Coming from various other languages, I find R powerful and intuitive, but I am not thrilled with its performance. So I decided to try to improve some snippet I wrote and learn how to code better in R.
Here's a function I wrote, trying to determine if a vector is binary-valued (two distinct values or just one value) or not:
isBinaryVector <- function(v) {
if (length(v) == 0) {
return (c(0, 1))
}
a <- v[1]
b <- a
lapply(v, function(x) { if (x != a && x != b) {if (a != b) { return (c()) } else { b = x }}})
if (a < b) {
return (c(a, b))
} else {
return (c(b, a))
}
}
EDIT: This function is expected to look through a vector then return c() if it is not binary-valued, and return c(a, b) if it is, a being the small value and b being the larger one (if a == b then just c(a, a).
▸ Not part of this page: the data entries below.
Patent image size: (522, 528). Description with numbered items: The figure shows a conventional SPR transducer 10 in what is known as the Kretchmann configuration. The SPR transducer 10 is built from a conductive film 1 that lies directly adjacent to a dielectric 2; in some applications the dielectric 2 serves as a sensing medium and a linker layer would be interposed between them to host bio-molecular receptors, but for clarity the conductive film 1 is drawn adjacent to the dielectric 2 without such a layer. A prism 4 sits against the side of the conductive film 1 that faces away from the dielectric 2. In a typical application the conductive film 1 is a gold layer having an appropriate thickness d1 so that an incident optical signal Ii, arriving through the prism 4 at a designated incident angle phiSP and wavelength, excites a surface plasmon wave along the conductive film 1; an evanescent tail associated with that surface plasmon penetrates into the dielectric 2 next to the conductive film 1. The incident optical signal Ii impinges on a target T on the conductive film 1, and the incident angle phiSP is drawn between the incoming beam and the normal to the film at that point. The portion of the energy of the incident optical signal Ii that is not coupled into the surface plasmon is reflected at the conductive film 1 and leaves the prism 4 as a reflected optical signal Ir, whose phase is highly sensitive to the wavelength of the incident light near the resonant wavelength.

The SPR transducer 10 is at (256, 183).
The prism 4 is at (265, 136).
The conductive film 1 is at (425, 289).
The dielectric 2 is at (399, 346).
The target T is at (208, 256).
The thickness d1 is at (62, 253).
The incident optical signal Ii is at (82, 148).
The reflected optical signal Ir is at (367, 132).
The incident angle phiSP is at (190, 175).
E.g., for
A B C
1 1 1 0
2 2 2 0
3 3 1 0
I will lapply this isBinaryVector and get:
$A
[1] 1 1
$B
[1] 1 1
$C
[1] 0 0
The time it took on a moderate sized dataset (about 1800 * 3500, 2/3 of them are binary-valued) is about 15 seconds. The set contains only floating-point numbers.
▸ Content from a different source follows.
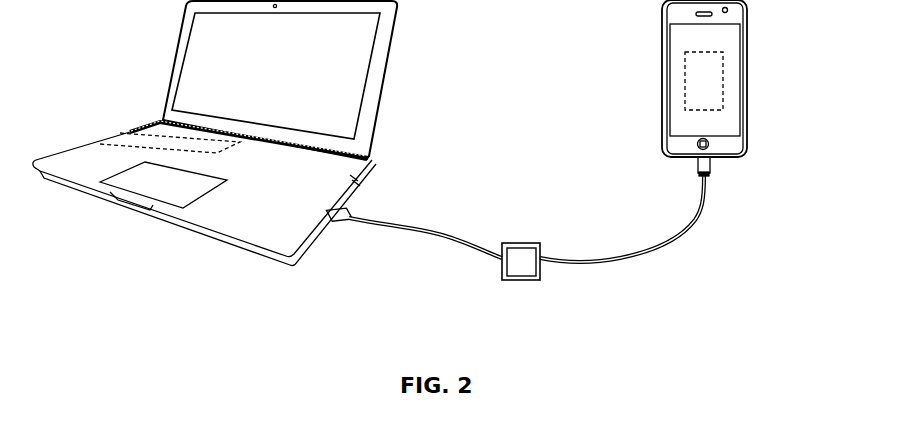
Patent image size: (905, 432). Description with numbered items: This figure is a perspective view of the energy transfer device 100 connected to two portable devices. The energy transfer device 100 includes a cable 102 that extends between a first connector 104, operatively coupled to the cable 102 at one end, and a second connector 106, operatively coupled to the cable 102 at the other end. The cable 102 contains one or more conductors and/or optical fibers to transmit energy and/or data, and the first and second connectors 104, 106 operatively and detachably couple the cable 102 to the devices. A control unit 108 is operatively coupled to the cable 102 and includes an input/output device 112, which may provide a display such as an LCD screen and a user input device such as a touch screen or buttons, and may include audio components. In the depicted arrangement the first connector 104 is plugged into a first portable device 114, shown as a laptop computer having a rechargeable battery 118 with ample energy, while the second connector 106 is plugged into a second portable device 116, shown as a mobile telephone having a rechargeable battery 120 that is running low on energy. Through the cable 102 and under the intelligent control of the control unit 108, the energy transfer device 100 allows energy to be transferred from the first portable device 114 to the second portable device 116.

Is there anyway I could do this faster?
Thanks for any inputs!
lapplycall isn't assigned to anything. If v is a data frame, a and b are both initially simply the first column of v. Then you test whether each column is identical to a and b (which themselves are identical) incorrectly using vectorized comparisons in an if statement. I could go on. Consider me baffled.